Image 

 

Turning the Page
January 11, 2009


Yesterday, January 10, was my father’s birthday. He turned 86 just two months after my mother did. It is only in the last year that he has grown frail. I never thought I’d use that word about him, but I do. He is bent and tired, but he is still interested in life. We talked about Obama and how the economic plans of his administration are similar to and how they differ from that of Franklin Roosevelt. My dad vividly recalls those days because his father, an engineer who lost his job and took to drink, was able to work again even though it was digging ditches for sewers in Los Angeles for the WPA. But he had lost his interest in living, and drink became ever more important. When he finally died of alcoholism my father, at a young age, became the sole support of the family.

When my parents married in 1949 he was newly returned from the war and had embarked upon his one career at AT&T. “Ma Bell” was as stable an employer as any government. He and my mother started their family, which would number five children. Though they would not have done anything different, my parents lived under great financial stress as a young family—his income as a lineman did not put our seven-member family in the poorhouse, but it did require sacrifices. For several years he worked a second job at a gas station while my mother stayed at home with the babies. Those early years were difficult, but even then he made time to read to me. On evenings when he wasn’t working, we would sometimes sit, me on his lap, with an open book in front of us. His patience in helping me with words seemed limitless.

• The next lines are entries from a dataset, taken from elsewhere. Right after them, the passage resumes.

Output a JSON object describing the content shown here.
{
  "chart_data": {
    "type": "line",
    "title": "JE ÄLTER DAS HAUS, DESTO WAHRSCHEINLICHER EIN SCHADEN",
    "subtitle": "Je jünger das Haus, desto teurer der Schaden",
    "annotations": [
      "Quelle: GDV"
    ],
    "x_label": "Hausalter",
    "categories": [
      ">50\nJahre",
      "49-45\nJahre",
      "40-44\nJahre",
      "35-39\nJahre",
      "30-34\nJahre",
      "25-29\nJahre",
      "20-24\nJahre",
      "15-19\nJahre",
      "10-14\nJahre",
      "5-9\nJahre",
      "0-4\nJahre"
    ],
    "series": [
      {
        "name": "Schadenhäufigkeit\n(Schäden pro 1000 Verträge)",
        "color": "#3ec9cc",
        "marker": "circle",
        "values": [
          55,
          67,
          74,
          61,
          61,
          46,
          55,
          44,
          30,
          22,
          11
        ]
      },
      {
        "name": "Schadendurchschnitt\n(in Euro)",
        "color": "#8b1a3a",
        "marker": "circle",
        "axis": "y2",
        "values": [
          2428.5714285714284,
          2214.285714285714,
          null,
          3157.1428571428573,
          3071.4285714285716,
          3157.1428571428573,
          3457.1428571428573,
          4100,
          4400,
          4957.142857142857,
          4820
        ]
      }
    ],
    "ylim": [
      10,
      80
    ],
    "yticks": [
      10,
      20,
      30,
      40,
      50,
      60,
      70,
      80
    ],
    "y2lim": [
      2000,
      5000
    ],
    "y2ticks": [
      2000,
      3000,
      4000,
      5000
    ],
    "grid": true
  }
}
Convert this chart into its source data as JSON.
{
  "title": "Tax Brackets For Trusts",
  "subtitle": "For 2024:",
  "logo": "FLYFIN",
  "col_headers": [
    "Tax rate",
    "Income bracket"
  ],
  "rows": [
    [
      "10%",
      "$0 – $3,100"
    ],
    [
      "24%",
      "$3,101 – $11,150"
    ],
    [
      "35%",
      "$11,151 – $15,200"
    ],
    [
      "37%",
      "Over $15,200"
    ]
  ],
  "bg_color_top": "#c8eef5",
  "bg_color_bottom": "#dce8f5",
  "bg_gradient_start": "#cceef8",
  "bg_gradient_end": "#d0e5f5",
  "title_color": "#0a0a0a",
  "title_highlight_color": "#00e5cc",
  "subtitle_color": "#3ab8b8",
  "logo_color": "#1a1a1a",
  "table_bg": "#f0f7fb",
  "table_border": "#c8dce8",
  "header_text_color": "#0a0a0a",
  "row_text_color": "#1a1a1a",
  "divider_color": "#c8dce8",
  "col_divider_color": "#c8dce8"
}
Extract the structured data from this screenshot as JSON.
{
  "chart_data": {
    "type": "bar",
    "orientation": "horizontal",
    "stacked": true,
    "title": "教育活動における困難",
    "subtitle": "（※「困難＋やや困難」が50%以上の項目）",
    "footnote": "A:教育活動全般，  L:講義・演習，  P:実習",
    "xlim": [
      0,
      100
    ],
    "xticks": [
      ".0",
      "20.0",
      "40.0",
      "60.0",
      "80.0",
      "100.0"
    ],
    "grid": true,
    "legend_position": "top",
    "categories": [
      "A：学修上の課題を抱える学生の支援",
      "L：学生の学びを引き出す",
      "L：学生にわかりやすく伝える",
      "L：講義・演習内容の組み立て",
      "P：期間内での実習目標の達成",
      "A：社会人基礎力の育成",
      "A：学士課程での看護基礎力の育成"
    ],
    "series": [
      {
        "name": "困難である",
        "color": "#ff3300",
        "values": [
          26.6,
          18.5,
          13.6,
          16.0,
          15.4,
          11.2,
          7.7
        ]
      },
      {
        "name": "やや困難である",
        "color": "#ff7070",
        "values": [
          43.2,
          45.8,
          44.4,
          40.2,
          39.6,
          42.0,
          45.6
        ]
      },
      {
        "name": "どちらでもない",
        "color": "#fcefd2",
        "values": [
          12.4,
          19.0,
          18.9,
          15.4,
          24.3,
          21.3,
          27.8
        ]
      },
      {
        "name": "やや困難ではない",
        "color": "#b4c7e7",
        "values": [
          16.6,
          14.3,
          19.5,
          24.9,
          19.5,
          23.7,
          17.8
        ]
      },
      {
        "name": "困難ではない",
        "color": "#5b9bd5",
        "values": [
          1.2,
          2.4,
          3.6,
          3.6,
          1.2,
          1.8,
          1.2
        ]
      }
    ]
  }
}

Even when he wasn’t reading to me or my siblings, he read. Whether he came home early, not having to work his second job, or late, he’d read in bed before he turned his light out. On weekends, he might alternate between playing softball with us, watching a football game on television, and reading his own books—history, biographies, thrillers, novels and nonfiction that involved the law. And when finances finally became sufficiently robust to cover expenses and some small luxuries, he indulged himself in the beginnings of his own library.

He taught me so much, and he passed onto me the passion for books and reading that has defined much of my own life. And now it is coming to an end. His frailty is frightening, but even more than his frailty was his choice to stop reading or even listening to audio books about a year ago. And no amount of gentle encouragement has persuaded him to pick one up again.

My dad, George Campbell, the man who taught me the joy of books isn’t going to be around for much longer. If I am fortunate, it might be a couple—or a few—more years. But I cannot plan on that. So when I was down with him yesterday, I did something I wish I had done before: I picked up The River of Doubt, the vivid story of Theodore Roosevelt’s journey down the Amazon, settled myself next to him where we could feel each other, and read some of it to him. I had told him about it when I originally read it, and he was interested. So I opened the book to the chapter where the party, having struggled for weeks to reach their starting point on the river, launches the canoes and begins what will prove to be a terrible and devastating mission to chart the length of the then-unknown river. 

For a half-hour we sat together and shared the gift of reading using my voice. I closed the book when I noticed his eyes were closing in sleep. I wiped away the tears that filled mine and squeezed his hand.

The page has turned. I am now the reader rather than the listener.

Upcoming Book Festivals:
Unfortunately, there are none this week.

The Pub House:
Paris Press was founded to publish the “work of women writers that has been neglected or misrepresented by the literary world.” They focus on quality, publishing only one to three “daring and beautiful” books of all genres per year. Here you will find poetry, fiction, nonfiction and memoirs. Among their books are these particularly intriguing ones: The Heart to Artemis: A Writer’s Memoirs and Visa for Avalon.

Of Interest:
Abe Books, the used online book venue where book lovers from around the world gather to buy and sell has posted its list of their most expensive sales in 2008. Among the high-priced sales was, not surprisingly, a signed first edition of Barack Obama’s book, Dreams From My Father, that went for $5,500. The most expensive ephemera was George Bernard Shaw’s typewriter at $7,979. T.S. Eliots’ Poems (1909-1925) in a signed first edition (one of eighty-five number copies) sold for $8,500.

This Week . . .
Now here’s a fun site. Wordle is a kind of electronic toy that allows you to create “word clouds” from text that you provide. “Clouds” will form that consist of words of varying sizes (depending on their prominence in your text). You can then take that cloud and tweak it with different fonts, layouts, and color schemes. And the clouds are yours to use as you see fit, but if you leave them on the site then anyone else is free to use them too.  Warning: it can be addictive!